The subject was separated from the background in the image sequence of all cameras using intensity and color thresholding [70] compared to background images (Figure 1). The 3D representation was achieved through visual hull construction from multiple 2D camera views [71–73]. Visual hulls were created with voxel edges of λ = 10 mm, which is sufficiently small enough for these camera configurations [74]. The number of cameras used for visual hull construction greatly affects the accuracy of visual hulls [69]. The accuracy of visual hulls also depends on the human subject's position and pose within an observed viewing volume [69]. Simultaneous changes in position and pose result in decreased accuracy of visual hull construction (Figure 2). Increasing the number of cameras leads to decreased variations across the viewing volume and a better approximation of the true volume value.

Figure 1
figure 1

(a) Selected background images (top) and separated subject data (bottom). (b) Camera configuration, video sequences with separated subject data, and selected visual hulls.

Figure 2
figure 2

(a) Volume values of visual hulls as a function of position and pose in the viewing volume. (b) Average, min and max volume values across the viewing volume as a function of number of cameras. The dotted line indicates the human form's volume.

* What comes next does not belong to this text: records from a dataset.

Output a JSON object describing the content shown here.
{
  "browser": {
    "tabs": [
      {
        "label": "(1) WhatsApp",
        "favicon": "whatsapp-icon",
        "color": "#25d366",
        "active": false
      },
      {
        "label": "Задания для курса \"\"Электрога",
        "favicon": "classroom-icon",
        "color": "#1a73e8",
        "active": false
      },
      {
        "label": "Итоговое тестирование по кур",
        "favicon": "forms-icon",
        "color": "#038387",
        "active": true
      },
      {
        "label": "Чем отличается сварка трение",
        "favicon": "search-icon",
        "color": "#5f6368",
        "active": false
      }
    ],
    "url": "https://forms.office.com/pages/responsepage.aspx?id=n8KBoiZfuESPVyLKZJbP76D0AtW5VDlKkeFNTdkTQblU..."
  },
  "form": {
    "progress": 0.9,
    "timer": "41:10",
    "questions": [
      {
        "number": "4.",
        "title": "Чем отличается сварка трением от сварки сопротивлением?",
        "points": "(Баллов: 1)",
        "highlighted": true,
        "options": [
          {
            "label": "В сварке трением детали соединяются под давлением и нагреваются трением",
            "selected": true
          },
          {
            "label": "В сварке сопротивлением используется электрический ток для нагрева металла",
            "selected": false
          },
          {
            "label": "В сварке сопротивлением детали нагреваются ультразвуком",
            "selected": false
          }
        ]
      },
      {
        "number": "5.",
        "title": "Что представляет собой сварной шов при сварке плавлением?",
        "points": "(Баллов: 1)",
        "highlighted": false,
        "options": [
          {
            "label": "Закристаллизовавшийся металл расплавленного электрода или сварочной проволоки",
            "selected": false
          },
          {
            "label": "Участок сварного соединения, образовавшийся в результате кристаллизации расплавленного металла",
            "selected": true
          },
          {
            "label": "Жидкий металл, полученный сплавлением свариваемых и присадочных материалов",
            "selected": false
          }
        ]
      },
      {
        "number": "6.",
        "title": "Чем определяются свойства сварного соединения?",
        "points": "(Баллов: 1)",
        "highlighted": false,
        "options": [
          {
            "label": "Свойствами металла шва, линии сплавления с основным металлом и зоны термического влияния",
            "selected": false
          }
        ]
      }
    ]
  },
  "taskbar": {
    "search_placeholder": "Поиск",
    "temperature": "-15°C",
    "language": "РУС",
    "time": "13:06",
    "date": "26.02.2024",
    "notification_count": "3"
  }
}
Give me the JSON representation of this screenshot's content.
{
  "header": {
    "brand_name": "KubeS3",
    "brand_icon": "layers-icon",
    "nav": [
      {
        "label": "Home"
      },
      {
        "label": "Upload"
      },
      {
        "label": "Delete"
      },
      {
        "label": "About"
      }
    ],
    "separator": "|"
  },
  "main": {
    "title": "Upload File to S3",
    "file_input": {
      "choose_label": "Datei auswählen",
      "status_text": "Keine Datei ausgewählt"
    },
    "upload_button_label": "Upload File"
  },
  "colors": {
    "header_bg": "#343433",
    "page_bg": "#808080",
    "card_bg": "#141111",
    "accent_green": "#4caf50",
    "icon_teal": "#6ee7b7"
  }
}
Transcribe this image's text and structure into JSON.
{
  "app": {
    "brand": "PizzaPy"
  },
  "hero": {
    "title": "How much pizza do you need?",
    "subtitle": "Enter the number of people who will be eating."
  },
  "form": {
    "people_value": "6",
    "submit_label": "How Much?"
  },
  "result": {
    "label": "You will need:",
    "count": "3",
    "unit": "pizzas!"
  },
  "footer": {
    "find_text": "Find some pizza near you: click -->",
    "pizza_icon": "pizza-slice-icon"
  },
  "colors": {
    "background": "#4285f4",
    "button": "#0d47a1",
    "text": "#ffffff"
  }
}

A subject-specific 3D articulated model was tracked in the 3D representations constructed from the image sequences. An articulated model is typically derived from a morphological description of the human body's anatomy plus a set of information regarding the kinematic chain and joint centers. The morphological information of the human body can be a general approximation (cylinders, super-quadrics, etc.) or an estimation of the actual subject's outer surface. Ideally, an articulated model is subject-specific and created from a direct measurement of the subject's outer surface. The kinematic chain underneath an anatomic model can be manually set or estimated through either functional [49, 75] or anthropometric methods [76, 77]. The more complex the kinematic description of the body the more information can be obtained from the 3D representation matched by the model. While in marker-based systems the anatomic reference frame of a segment is acquired from anatomical landmarks tracked consistently through the motion path, in the markerless system the anatomical reference frames are defined by the model joint centers and reference pose. During the tracking process, the reference frames remain rigidly attached to their appropriate model anatomic segment, thus describing the estimated position and orientation in the subject's anatomic segments. In this study, an articulated body was created from a detailed full body laser scan with markers affixed to the subject's joints (Figure 3). The articulated body consisted at least of 15 body segments (head, trunk, pelvis, and left and right arm, forearm, hand, thigh, shank and foot) and 14 joints connecting these segments.

Figure 3
figure 3

(a) Laser scan. (b) Body segments. (c) Joint centers.

The subject's pose was roughly matched to the first frame in the motion sequence and subsequently tracked automatically over the gait cycle (Figure 4). Joint center locations were extracted for all joints and joint centers of adjacent segments were used to define segment coordinate axes. Joint angles for the lower limbs for the sagittal and frontal planes were calculated as angles between corresponding axes of neighboring segments projected into the corresponding planes. Accuracy of human body kinematics was calculated as the average deviation of the deviation of joint angles derived from visual hulls compared to joint angles derived from the theoretical sequence and marker-based system over the gait cycle, respectively. The joint angles (sagittal and frontal plane) for the knee calculated as angles between corresponding axes of neighboring segments are used as preliminary basis of comparison between the marker-based and markerless systems (Figure 5). The accuracy of sagittal and frontal plane knee joint angles calculated from experiments was within the scope of the accuracy estimated from the theoretical calculations (accuracyexperimental: 2.3 ± 1.0° (sagittal); 1.6 ± 0.9° (frontal); accuracytheoretical: 2.1 ± 0.9° (sagittal); 0.4 ± 0.7° (frontal); [67, 68]). A similar method, with different model matching formulation and limited to hard joint constraints, was recently explored by the authors [78]. This method utilized simulated annealing and exponential maps to extract subject's kinematics, and resulted in comparable accuracy.

Figure 4
figure 4

Articulated body matched to visual hulls. (a) Human body segments. (b) Kinematic chain.

Figure 5
figure 5

Motion graphs for (a) knee flexion and (b) knee abduction angles (gray = marker-based; black = markerless).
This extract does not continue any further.